Personal profile
Areas of Expertise
Joanna is an expert on the social and cultural history of apples and orchards in the U.K, with a focus on the nineteenth century. Within this, her areas of expertise include the practice of wassailing (blessing the trees), the presentation of the apple and the orchard in art and wider culture, and the relationship between representations of the apple and gender characteristics. She has also researched the horticultural history of the apple and how it was grown, setting the science of fruit growing into its cultural context.
Biography
Joanna is currently researching the history of apples in Japan; how and when the eating apple arrived, how it was received and how Japanese apple growers and consumers now relate to the fruit. She is heading to Japan in autumn 2024 for a research visit to orchards in the north. She is also continuing to research the social and cultural importance of orchards, in particular considering the ways in which community orchards choose to present their activities, and how they are received.
Joanna was awarded her PhD in History from Essex University in 2021. Her first book was published in December 2023. Apples and Orchards Since the Eighteenth Century: Material Innovation and Cultural Tradition is part of the book series ‘Food in Modern History: Tradition and Innovation’, published by Bloomsbury Academic.
Joanna’s interest in apples began when she was a girl growing up among the orchards in Kent. When she moved to Cambridge she became one of the founding members of the Trumpington Community Orchard Project. As part of the development of the TCOP, she learned more about heritage varieties of apples, and the art and science of apple identification.
Joanna is a member of the East of England Apples and Orchards Project (EEAOP) working to identify, protect and restore heritage apple varieties. She is developing the social media and website for the Orchards East Forum at UEA. She is the inventor of the on-line Pomological Personality Picker, a fun quiz that showcases the amazing varieties of apples that can be grown in gardens.

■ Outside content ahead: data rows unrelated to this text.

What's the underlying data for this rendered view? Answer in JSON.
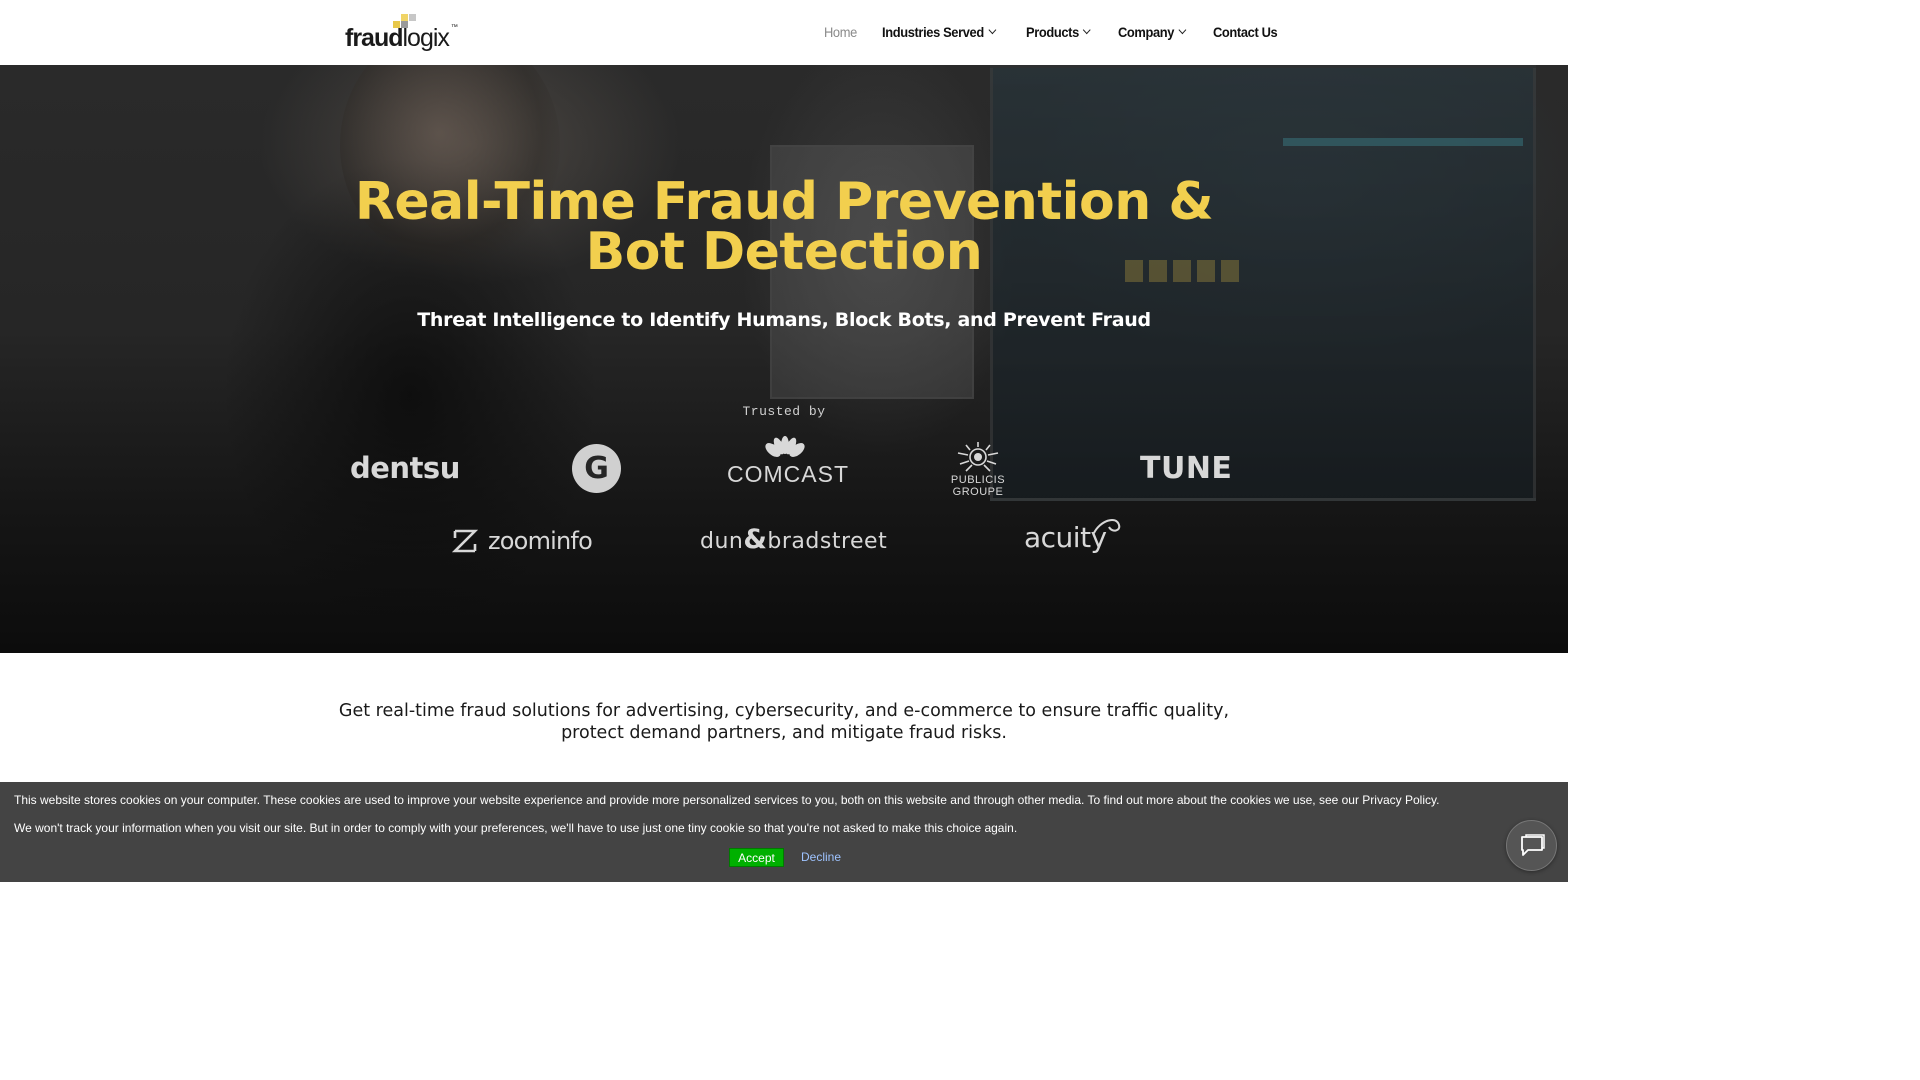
{
  "header": {
    "logo": {
      "part1": "fraud",
      "part2": "logix",
      "tm": "™"
    },
    "nav": [
      {
        "label": "Home",
        "active": true,
        "dropdown": false
      },
      {
        "label": "Industries Served",
        "active": false,
        "dropdown": true
      },
      {
        "label": "Products",
        "active": false,
        "dropdown": true
      },
      {
        "label": "Company",
        "active": false,
        "dropdown": true
      },
      {
        "label": "Contact Us",
        "active": false,
        "dropdown": false
      }
    ]
  },
  "hero": {
    "title_line1": "Real-Time Fraud Prevention &",
    "title_line2": "Bot Detection",
    "subtitle": "Threat Intelligence to Identify Humans, Block Bots, and Prevent Fraud",
    "trusted_label": "Trusted by",
    "logos": {
      "dentsu": "dentsu",
      "g_mark": "G",
      "comcast": "COMCAST",
      "publicis_1": "PUBLICIS",
      "publicis_2": "GROUPE",
      "tune": "TUNE",
      "zoominfo": "zoominfo",
      "dnb_1": "dun",
      "dnb_amp": "&",
      "dnb_2": "bradstreet",
      "acuity": "acuity"
    },
    "title_color": "#f2cf4e"
  },
  "intro": {
    "line1": "Get real-time fraud solutions for advertising, cybersecurity, and e-commerce to ensure traffic quality,",
    "line2": "protect demand partners, and mitigate fraud risks."
  },
  "cookie_banner": {
    "text1": "This website stores cookies on your computer. These cookies are used to improve your website experience and provide more personalized services to you, both on this website and through other media. To find out more about the cookies we use, see our Privacy Policy.",
    "text2": "We won't track your information when you visit our site. But in order to comply with your preferences, we'll have to use just one tiny cookie so that you're not asked to make this choice again.",
    "accept_label": "Accept",
    "decline_label": "Decline"
  },
  "chat": {
    "icon": "chat-bubble-icon"
  }
}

Anyone can play at her website. https://applehistories.com/the-pomological-personality-picker/
Key Research Interests
1) The history of apples and orchards in Japan
Including the first evidence of European and American apple varieties arriving in Japan, and their reception. How Japanese culture has shaped consumer reception and expectations of apples. How Japanese apple farmers have adapted to suit climate and cultural challenges, and how they are involving the community and tourism to protect Japan’s unique apple heritage.
2) Community and heritage orchards
The history of the community orchard ‘movement’, what inspires groups to set them up, how they chose which apple varieties to grow and celebrate, and how the long history of the apple informs their choices and the orchard’s representations.
3) The life and work of Dr Robert Hogg
Dr Hogg was a nineteenth century ‘pomologist’, writer and botanist. At present there are only short biographies, although many of his works are available. I am looking to expand this into a biography that will set his work into context.